爬蟲筆記之w3cschool注冊頁面滑塊驗證碼破解(巨簡單滑塊位置識別,非鼠標模擬軌跡)


 

一、背景介紹

最開始接觸驗證碼破解的時候就是破解的w3cschool的使用手機號找回密碼頁面的驗證碼,詳見:驗證碼識別之w3cschool字符圖片驗證碼(easy級別),這次破解一下他們注冊頁面的滑塊驗證碼,有點忐忑,我這么跟人過不去不會被打吧...

閱讀前請知悉:本篇文章只涉及到滑塊驗證碼的滑塊位置識別,主要知識集中在圖像處理方面,並不涉及到模擬鼠標軌跡等知識。

 

二、分析

首先打開這個頁面:https://www.w3cschool.cn/register,觀察下這個滑塊驗證碼長啥樣:

image

一般來說這種滑塊驗證碼都是我每次拖動松開鼠標的時候向服務器發送一個請求驗證此次拖動是否成功,打開F12,拖動失敗一次,拖動成功一次,觀察一下網絡請求及返回值:

驗證失敗:

Request:

image

Response:

image

驗證成功:

Request:

image

Response:

image 

發送請求的時候需要攜帶一個point參數,從第二次的請求中大致可以推測出這個值要和返回值中的data一致才可以成功,經過試驗這個值就是小黑塊距離左邊界的距離:

image

因此只需要從背景圖中識別出小黑塊最左邊一列在整張圖片中的x值即可。

再來看一下怎么把這個背景圖下載下來,按ctrl+shift+c選一下這張圖片:

image

看下這個background-image長啥樣:

用過css雪碧圖的應該一看就明白了,這是很多小長條形的圖片拼接成的一張大圖,然后頁面上每個gt_cut_fullbg_slice樣式的div對應其中的一小塊,塊大小是13px*58px,是一個長條形,每個div使用css背景偏移定位到自己對應的那個小長條塊,background-position的值就是這個小長條圖片的左上角在大圖上的位置坐標(x,y),所以接下來要做的就是從網頁中解析出來這張大圖的url,然后下載下來根據css偏移量重新組裝。

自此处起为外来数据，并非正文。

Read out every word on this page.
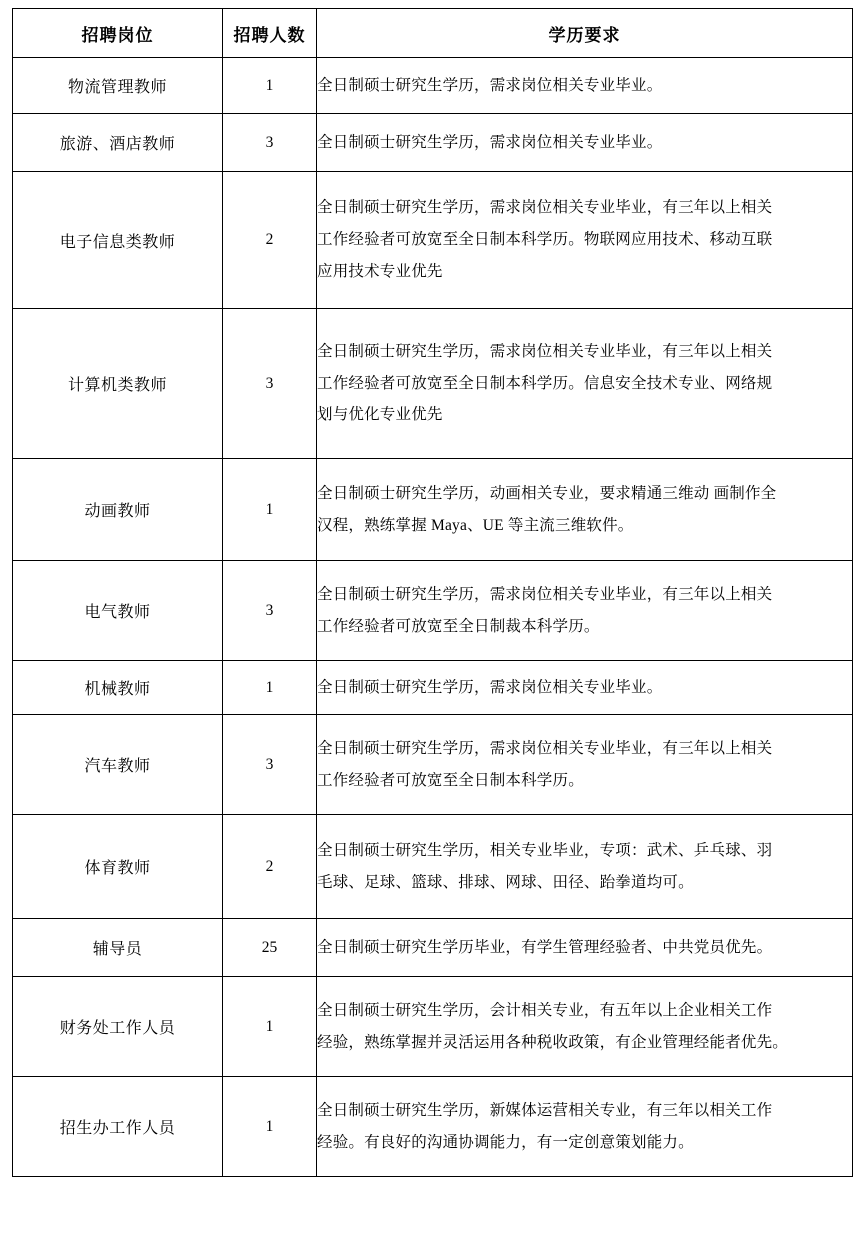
招聘岗位	招聘人数	学历要求
物流管理教师	1	全日制硕士研究生学历，需求岗位相关专业毕业。

旅游、酒店教师	3	全日制硕士研究生学历，需求岗位相关专业毕业。

电子信息类教师	2	全日制硕士研究生学历，需求岗位相关专业毕业，有三年以上相关
工作经验者可放宽至全日制本科学历。物联网应用技术、移动互联
应用技术专业优先

计算机类教师	3	全日制硕士研究生学历，需求岗位相关专业毕业，有三年以上相关
工作经验者可放宽至全日制本科学历。信息安全技术专业、网络规
划与优化专业优先

动画教师	1	全日制硕士研究生学历，动画相关专业，要求精通三维动 画制作全
汉程，熟练掌握 Maya、UE 等主流三维软件。

电气教师	3	全日制硕士研究生学历，需求岗位相关专业毕业，有三年以上相关
工作经验者可放宽至全日制裁本科学历。

机械教师	1	全日制硕士研究生学历，需求岗位相关专业毕业。

汽车教师	3	全日制硕士研究生学历，需求岗位相关专业毕业，有三年以上相关
工作经验者可放宽至全日制本科学历。

体育教师	2	全日制硕士研究生学历，相关专业毕业，专项：武术、乒乓球、羽
毛球、足球、篮球、排球、网球、田径、跆拳道均可。

辅导员	25	全日制硕士研究生学历毕业，有学生管理经验者、中共党员优先。

财务处工作人员	1	全日制硕士研究生学历，会计相关专业，有五年以上企业相关工作
经验，熟练掌握并灵活运用各种税收政策，有企业管理经能者优先。

招生办工作人员	1	全日制硕士研究生学历，新媒体运营相关专业，有三年以相关工作
经验。有良好的沟通协调能力，有一定创意策划能力。
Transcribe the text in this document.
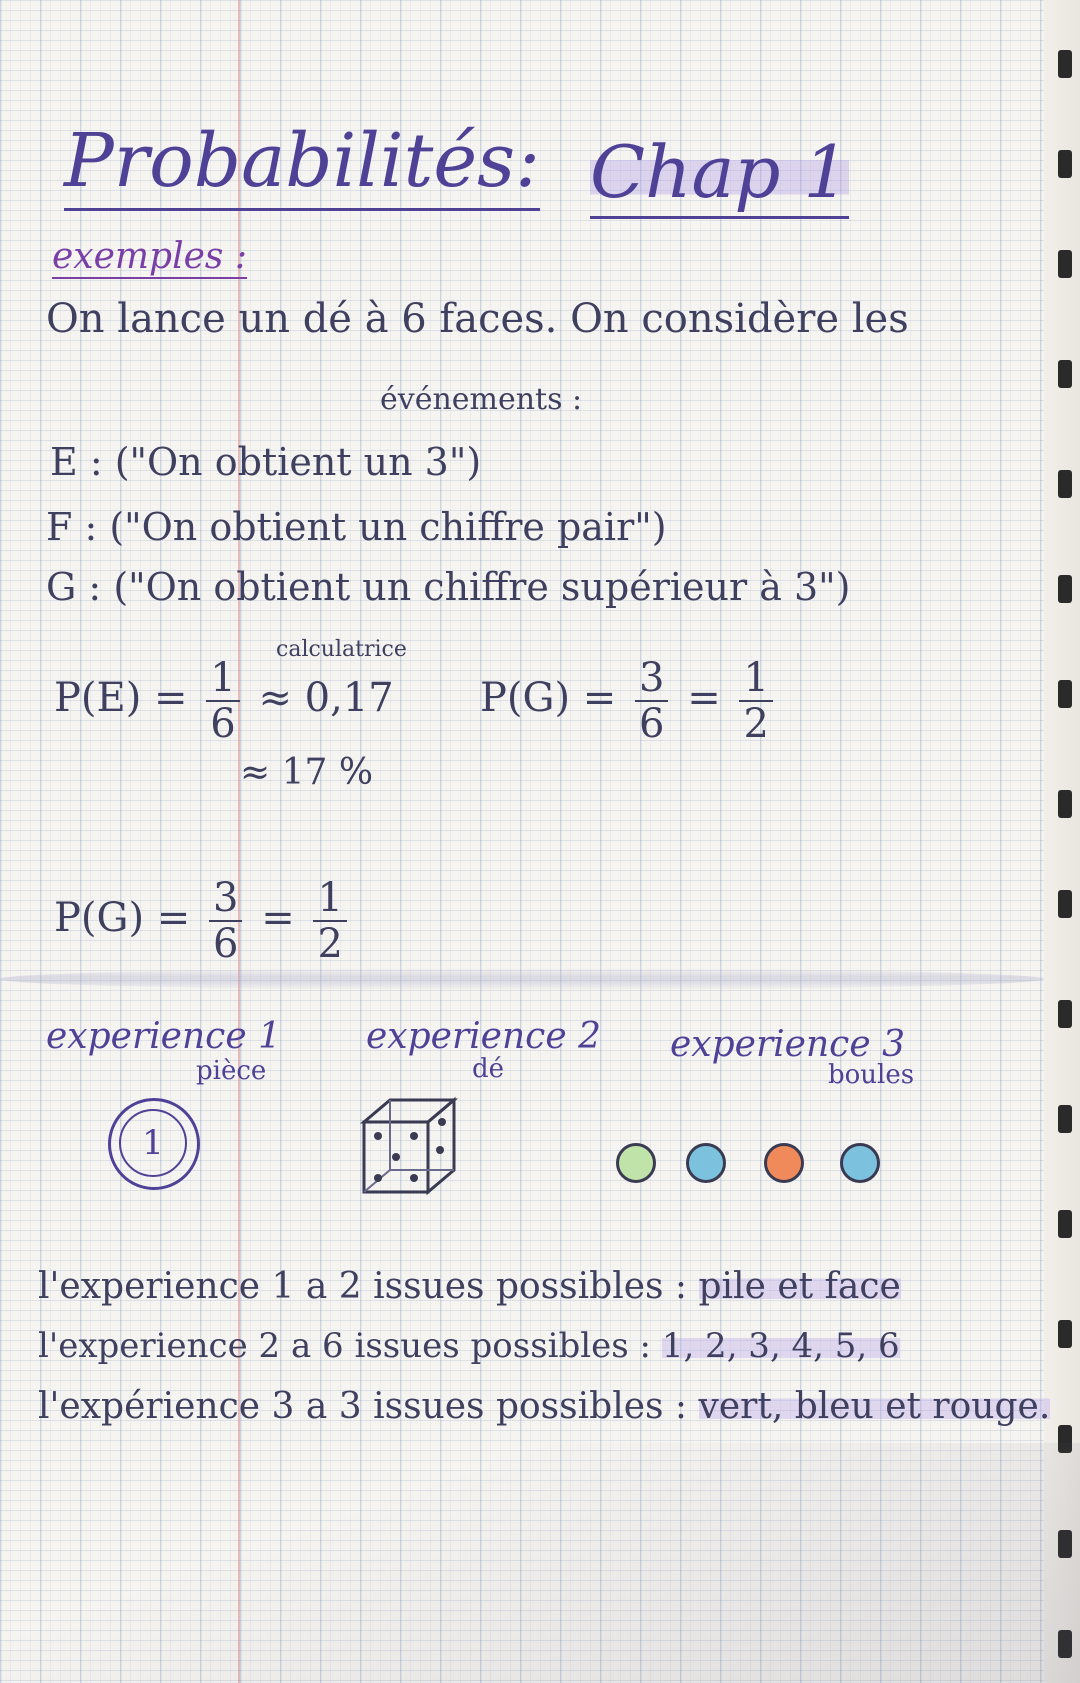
Probabilités: Chap 1
exemples :
On lance un dé à 6 faces. On considère les
événements :
E : ("On obtient un 3")
F : ("On obtient un chiffre pair")
G : ("On obtient un chiffre supérieur à 3")
calculatrice
$P(E) = \frac{1}{6} \approx 0,17$
≈ 17 %
$P(G) = \frac{3}{6} = \frac{1}{2}$
$P(G) = \frac{3}{6} = \frac{1}{2}$
experience 1
pièce
experience 2
dé
experience 3
boules
1
l'experience 1 a 2 issues possibles : pile et face
l'experience 2 a 6 issues possibles : 1, 2, 3, 4, 5, 6
l'expérience 3 a 3 issues possibles : vert, bleu et rouge.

在html中搜索一下.gt_cut_fullbg_slice可以找到圖片的位置:

image

用正則解析出來下載到本地,然后再解析DOM,提取出所有帶gt_cut_fullbg_slice樣式的div的background-position屬性,從大圖上對應位置摳出來13px*58px大小的像素依次寫入到一張新的圖片,組裝成新圖片的效果:

1545067573482 

接下來就是比較頭疼的事情了,怎么能夠識別出小黑塊的位置,並且正確率能夠比較高,這個我開始試了幾種方案,比如按照亮度、飽和度、色彩,但均會有一定程度的誤判,效果並不理想,后來發現背景圖雖然不斷的變化,但是好像來來回回就那幾張,只是小黑塊的位置不同而已,多下載幾張圖片觀察一下規律:

image

所以我只需要想辦法將它們的背景圖還原(沒有小黑塊),然后將有小黑塊的圖和沒有小黑塊的圖做一個diff就能夠准確的識別到小黑塊的位置,理論上准確率能夠達到100%。

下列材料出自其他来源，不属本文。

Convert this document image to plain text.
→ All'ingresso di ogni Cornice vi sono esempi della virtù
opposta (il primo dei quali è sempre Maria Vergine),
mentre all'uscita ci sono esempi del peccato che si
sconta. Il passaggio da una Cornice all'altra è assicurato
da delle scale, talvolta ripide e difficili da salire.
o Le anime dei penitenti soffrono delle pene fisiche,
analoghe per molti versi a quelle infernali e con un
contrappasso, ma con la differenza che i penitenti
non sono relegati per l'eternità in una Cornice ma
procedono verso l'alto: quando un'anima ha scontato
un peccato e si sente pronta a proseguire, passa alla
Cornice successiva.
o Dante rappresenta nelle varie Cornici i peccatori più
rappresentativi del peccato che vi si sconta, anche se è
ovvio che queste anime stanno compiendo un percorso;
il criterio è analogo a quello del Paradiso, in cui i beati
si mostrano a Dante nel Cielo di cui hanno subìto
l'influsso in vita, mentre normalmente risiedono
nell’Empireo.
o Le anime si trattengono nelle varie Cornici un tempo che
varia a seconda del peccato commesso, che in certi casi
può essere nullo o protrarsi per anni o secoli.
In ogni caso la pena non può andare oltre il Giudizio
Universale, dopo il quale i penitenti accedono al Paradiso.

這個猜想的基礎是這些看上去一樣的的圖片實際上確實是一樣的,因為有些圖片雖然肉眼看上去是一樣的,但是亮度、飽和度方面還是有些差別的,所以要支撐我的猜想我需要先做一個實驗,就是找兩張看上去一樣的圖片diff一下,看看它們有區別的像素的分布情況,diff結果如下:

image

第三張圖是第一張圖和第二張圖diff的結果,其中白色部分是它們相同的部分,黑色是不相同的部分,可以看到確實只有小黑塊部分不一樣,說明它們本來應該是一張圖,只是隨機加了小黑塊。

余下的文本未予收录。